Alabama labor law sparks controversy

The Mexican government is reviewing a labor union’s complaint that Alabama’s crackdown on illegal immigrants violates an international trade agreement, according to an official with Mexico’s labor department. The group, the Service Employees International Union, claimed in April that Alabama’s law targeting illegal immigrants violates protections guaranteed to migrant workers under a side agreement to the North American Free Trade Agreement, or NAFTA.

The Mexican government, in the letter, said it had asked the United States to begin talks allowed under the agreement. Labor contends the state law, parts of which have been declared unconstitutional by federal courts, is discriminatory.

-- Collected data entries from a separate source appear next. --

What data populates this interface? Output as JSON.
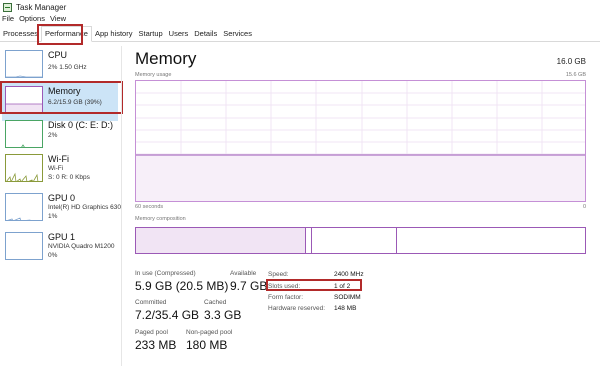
{
  "window": {
    "title": "Task Manager"
  },
  "menu": [
    "File",
    "Options",
    "View"
  ],
  "tabs": [
    "Processes",
    "Performance",
    "App history",
    "Startup",
    "Users",
    "Details",
    "Services"
  ],
  "sidebar": {
    "items": [
      {
        "title": "CPU",
        "subtitle": "2% 1.50 GHz"
      },
      {
        "title": "Memory",
        "subtitle": "6.2/15.9 GB (39%)"
      },
      {
        "title": "Disk 0 (C: E: D:)",
        "subtitle": "2%"
      },
      {
        "title": "Wi-Fi",
        "subtitle": "Wi-Fi",
        "subtitle2": "S: 0 R: 0 Kbps"
      },
      {
        "title": "GPU 0",
        "subtitle": "Intel(R) HD Graphics 630",
        "subtitle2": "1%"
      },
      {
        "title": "GPU 1",
        "subtitle": "NVIDIA Quadro M1200",
        "subtitle2": "0%"
      }
    ]
  },
  "main": {
    "title": "Memory",
    "total": "16.0 GB",
    "usage_label": "Memory usage",
    "usage_max": "15.6 GB",
    "time_left": "60 seconds",
    "time_right": "0",
    "composition_label": "Memory composition",
    "stats": {
      "in_use_label": "In use (Compressed)",
      "in_use_value": "5.9 GB (20.5 MB)",
      "available_label": "Available",
      "available_value": "9.7 GB",
      "committed_label": "Committed",
      "committed_value": "7.2/35.4 GB",
      "cached_label": "Cached",
      "cached_value": "3.3 GB",
      "paged_label": "Paged pool",
      "paged_value": "233 MB",
      "nonpaged_label": "Non-paged pool",
      "nonpaged_value": "180 MB"
    },
    "details": {
      "speed_label": "Speed:",
      "speed_value": "2400 MHz",
      "slots_label": "Slots used:",
      "slots_value": "1 of 2",
      "form_label": "Form factor:",
      "form_value": "SODIMM",
      "reserved_label": "Hardware reserved:",
      "reserved_value": "148 MB"
    }
  },
  "colors": {
    "accent_purple": "#9b59b6",
    "highlight": "#b22a2a",
    "selected": "#cce4f7"
  }
}
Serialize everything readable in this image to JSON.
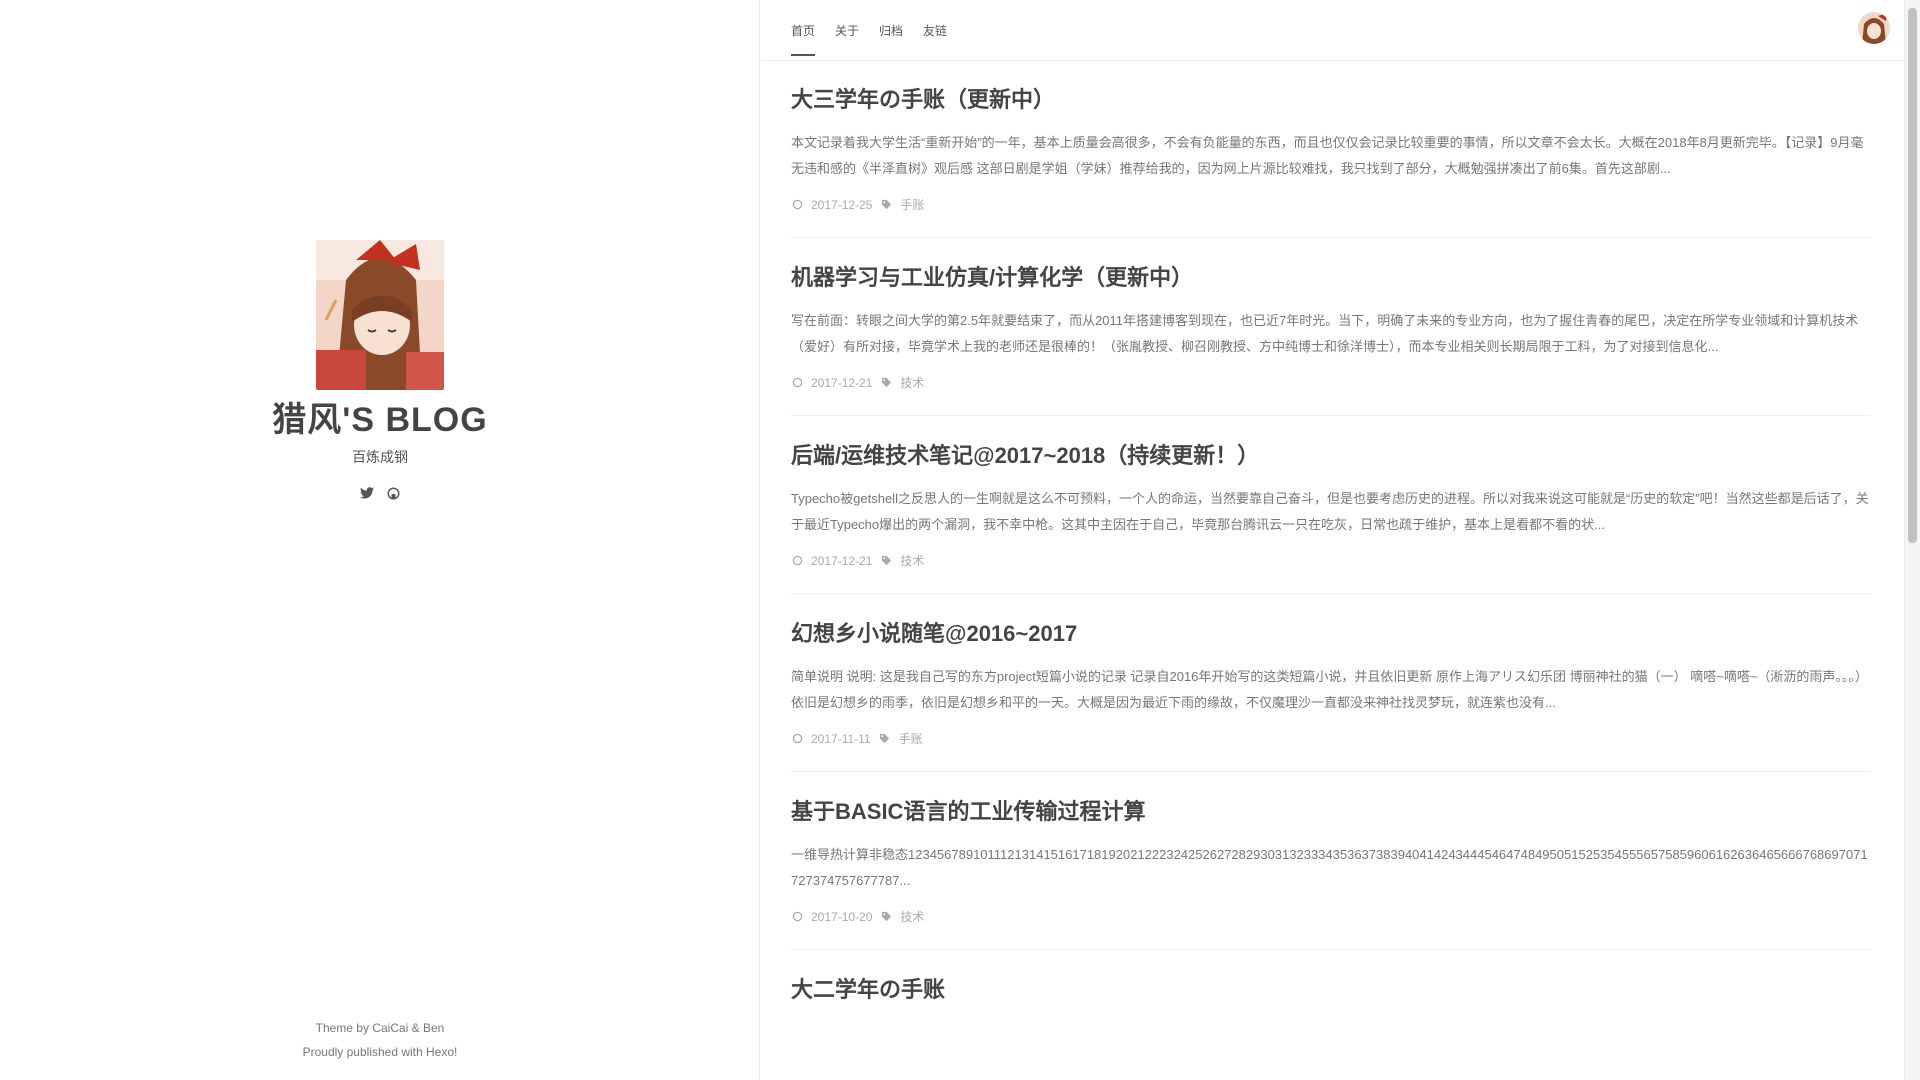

Governor Robert Bentley signed the bill, HB 56,  into law last year after it was passed by the GOP-controlled legislature. While intended to “put thousands of native Alabamians back in the work force,” the law instead led to a labor shortage. According to Bloomberg, as a result many Alabama farms have had little choice but to hire legal Haitian and African refugees to keep their businesses operating.

“We hope that further review of Alabama’s racial profiling law will make clear its devastating impact on workers, on the law’s potential for minimum wage and overtime violations, and on workers’ freedom of association which are supposed to be protected under the NAFTA labor clause,” Eliseo Medina, secretary-treasurer of the union, said in a statement.

A spokesman for Alabama Gov. Robert Bentley, Jeremy King, said the law tried to make sure people living in the state are doing so legally, “and there is nothing unjust about that.”